Radikolo told journalists that COVID-19 is likely to negatively affect final year results saying that the students would sit for the final examinations having not covered enough ground in terms of curriculum coverage.

“This is so because there wasn’t any catch up plan that was put in place to recover the lost time by students. We warn that this year’s final examination results would dwindle,” he said.

The Union, which is an affiliate of Botswana Federation of Public, Private and Parastatal Union (BOFEPUSU), also indicated that COVID-19’s presence as a pandemic has complicated the role of a teacher in a school environment, saying a teacher’s role has not only transcended beyond just facilitating teaching and learning, but rather, a teacher in this COVID-19 era, is also called upon to enforce the COVID-19 preventative protocols in the school environment.

“This is an additional role in the duty of a teacher that needs to be recognized by the employers. Teachers by virtue of working in a congested school environment have become highly exposed and vulnerable to COVID-19, hence the reason why BOSETU would like teachers to be regarded as the frontline workers with respect to COVID-19,” says Radikolo.

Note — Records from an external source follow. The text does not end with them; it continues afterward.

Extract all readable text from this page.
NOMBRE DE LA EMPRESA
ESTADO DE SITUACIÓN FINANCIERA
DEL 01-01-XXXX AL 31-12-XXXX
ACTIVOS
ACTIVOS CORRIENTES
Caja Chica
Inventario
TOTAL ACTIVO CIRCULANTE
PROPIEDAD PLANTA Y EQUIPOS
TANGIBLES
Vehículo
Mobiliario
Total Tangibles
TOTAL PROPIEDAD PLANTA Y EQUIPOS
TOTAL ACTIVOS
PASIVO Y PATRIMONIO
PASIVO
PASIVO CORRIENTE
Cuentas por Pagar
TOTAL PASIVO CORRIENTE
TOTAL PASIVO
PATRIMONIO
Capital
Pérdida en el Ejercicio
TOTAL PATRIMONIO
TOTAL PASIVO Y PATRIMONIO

BOSETU noted that the pandemic has in large scales found its way into most of the school environments, as in thus far more than 50 schools have been affected by COVID-19. The Union says this is quite a worrying phenomenon.

“As we indicated before when we queried that schools were not ready for re-opening, it has now come to pass that our fears were not far-fetched. This goes out to tell that there is deficiency in our schools when it comes to putting in place preventative protocols. In our schools, hygiene is compromised by mere absence of sanitizers, few hand-washing stations, absence of social distancing in classes,” the Union leader said.

Furthermore, Radikolo stressed that the shifting system drastically increased the workload for teachers especially in secondary schools. He says teachers in these schools experience very high loads to an extent that some of them end up teaching up to sixty four periods per week, adding that this has not only fatigued teachers, but has also negatively affected their performance and the quality of teaching.

In what the Union sees as failure to uphold and honour collective agreements by government, owing to the shift system introduced at primary schools, government is still in some instances refusing to honour an agreement with the Unions to hire more teachers to take up the extra classes.

“BOSETU notes with disgruntlement the use of pre-school teachers to teach in the mainstream schools with due regard for their specific areas of training and their job descriptions. This in our view is a variation of the terms of employment of the said teachers,” says Radikolo.

The Union has called on government to forthwith remedy this situation and hire more teachers to alleviate this otherwise unhealthy situation. BOSETU also expressed concerns of some school administrators who continuously run institutions with iron fists and in a totalitarian way.

“We have a few such hot spot schools which the Union has brought to attention the Ministry officials such as Maoka JSS, Artesia JSS, and Dukwi JSS. We are worried that the Ministry becomes sluggish in taking action against such errant school administration. In instances where action is taken, such school administrators are transferred and rotated around schools.”